The handful of priests in the country trained as exorcists say they are overwhelmed with requests from people who fear they are possessed by the Devil. So now, American bishops are training more priests and bishops to respond to the demand.
The purpose is not necessarily to revive the practice, the organizers say, but to help Catholic clergy learn how to distinguish who really needs an exorcism from who really needs a psychiatrist, or perhaps some pastoral care.
“Not everyone who thinks they need an exorcism actually does need one,” Bishop Thomas J. Paprocki recently told the New York Times. “It’s only used in those cases where the Devil is involved in an extraordinary sort of way in terms of actually being in possession of the person. But it’s rare, it’s extraordinary, so the use of exorcism is also rare and extraordinary.”

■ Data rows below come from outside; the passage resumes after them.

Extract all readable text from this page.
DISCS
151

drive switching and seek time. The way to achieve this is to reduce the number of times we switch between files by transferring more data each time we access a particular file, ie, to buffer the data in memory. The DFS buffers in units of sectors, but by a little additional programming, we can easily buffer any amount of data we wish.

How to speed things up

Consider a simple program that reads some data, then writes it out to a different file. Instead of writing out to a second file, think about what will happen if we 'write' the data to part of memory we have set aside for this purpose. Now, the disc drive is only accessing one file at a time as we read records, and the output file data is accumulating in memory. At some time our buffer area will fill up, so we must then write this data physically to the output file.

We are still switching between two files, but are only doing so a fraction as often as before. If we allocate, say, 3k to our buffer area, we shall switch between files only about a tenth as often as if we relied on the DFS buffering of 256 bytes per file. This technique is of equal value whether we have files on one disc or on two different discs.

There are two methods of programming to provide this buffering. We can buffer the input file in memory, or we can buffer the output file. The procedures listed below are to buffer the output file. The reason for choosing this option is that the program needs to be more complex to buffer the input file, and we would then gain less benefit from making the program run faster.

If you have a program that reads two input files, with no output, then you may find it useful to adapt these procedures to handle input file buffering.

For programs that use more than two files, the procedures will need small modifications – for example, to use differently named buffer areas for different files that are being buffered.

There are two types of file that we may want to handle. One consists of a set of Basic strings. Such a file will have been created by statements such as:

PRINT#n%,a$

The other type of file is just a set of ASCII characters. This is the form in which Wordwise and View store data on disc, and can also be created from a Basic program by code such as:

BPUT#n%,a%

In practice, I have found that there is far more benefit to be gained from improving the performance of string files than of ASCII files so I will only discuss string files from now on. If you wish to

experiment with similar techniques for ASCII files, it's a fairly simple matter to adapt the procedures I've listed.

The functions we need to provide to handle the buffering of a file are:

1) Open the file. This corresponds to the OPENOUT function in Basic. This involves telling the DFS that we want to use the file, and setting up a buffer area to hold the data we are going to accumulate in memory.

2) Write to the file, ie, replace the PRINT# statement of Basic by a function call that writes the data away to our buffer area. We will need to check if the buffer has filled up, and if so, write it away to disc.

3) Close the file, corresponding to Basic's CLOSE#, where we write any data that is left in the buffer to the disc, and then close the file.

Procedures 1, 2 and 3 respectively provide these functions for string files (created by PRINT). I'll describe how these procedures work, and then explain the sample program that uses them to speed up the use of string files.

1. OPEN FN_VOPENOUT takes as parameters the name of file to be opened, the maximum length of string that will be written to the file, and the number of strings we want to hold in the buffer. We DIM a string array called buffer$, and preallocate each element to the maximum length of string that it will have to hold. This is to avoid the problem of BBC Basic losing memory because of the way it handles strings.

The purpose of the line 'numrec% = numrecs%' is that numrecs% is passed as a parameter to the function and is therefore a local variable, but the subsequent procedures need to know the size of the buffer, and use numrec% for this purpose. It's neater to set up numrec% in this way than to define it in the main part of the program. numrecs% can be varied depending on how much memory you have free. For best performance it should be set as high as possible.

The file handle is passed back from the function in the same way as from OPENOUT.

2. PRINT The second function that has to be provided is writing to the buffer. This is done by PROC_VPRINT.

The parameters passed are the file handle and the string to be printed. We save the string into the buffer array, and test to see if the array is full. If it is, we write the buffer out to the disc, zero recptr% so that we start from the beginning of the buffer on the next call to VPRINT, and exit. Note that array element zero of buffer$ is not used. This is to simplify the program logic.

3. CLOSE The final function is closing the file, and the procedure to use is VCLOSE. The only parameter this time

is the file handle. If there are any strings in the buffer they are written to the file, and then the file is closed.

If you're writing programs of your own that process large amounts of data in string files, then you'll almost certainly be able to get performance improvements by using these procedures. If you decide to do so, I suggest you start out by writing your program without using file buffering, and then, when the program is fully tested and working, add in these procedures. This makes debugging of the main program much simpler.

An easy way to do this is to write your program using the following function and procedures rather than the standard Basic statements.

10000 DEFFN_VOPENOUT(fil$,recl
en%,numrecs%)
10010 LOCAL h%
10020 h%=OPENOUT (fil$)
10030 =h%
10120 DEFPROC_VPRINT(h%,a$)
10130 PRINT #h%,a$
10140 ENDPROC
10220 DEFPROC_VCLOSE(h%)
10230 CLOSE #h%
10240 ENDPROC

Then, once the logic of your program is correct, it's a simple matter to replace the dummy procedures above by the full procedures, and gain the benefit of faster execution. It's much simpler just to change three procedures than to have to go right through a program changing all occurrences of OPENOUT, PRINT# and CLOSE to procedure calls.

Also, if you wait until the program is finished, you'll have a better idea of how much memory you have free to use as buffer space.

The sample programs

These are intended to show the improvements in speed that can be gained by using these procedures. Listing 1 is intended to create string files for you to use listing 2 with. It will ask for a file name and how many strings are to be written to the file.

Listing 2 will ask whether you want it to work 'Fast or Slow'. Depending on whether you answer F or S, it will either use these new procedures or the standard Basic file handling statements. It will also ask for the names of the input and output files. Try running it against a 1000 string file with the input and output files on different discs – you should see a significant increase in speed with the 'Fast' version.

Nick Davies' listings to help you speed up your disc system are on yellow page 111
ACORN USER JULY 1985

According to the New York Times:
Exorcism is as old as Christianity itself. The New Testament has accounts of Jesus casting out demons, and it is cited in the Catholic Church’s catechism. But it is now far more popular in Europe, Africa and Latin America than in the United States.
Most exorcisms are not as dramatic as the bloody scenes in films. The ritual is based on a prayer in which the priest invokes the name of Jesus. The priest also uses holy water and a cross, and can alter the prayer depending on the reaction he gets from the possessed person, said Matt Baglio, a journalist in Rome who wrote the book “The Rite: The Making of a Modern Exorcist” (Doubleday, 2009). “The prayer comes from the power of Jesus’ name and the church. It doesn’t come from the power of the exorcist. The priest doesn’t have the magic power.”
Some of the classic signs of possession by a demon, Bishop Paprocki said, include speaking in a language the person has never learned; extraordinary shows of strength; a sudden aversion to spiritual things like holy water or the name of God; and severe sleeplessness, lack of appetite and cutting, scratching and biting the skin.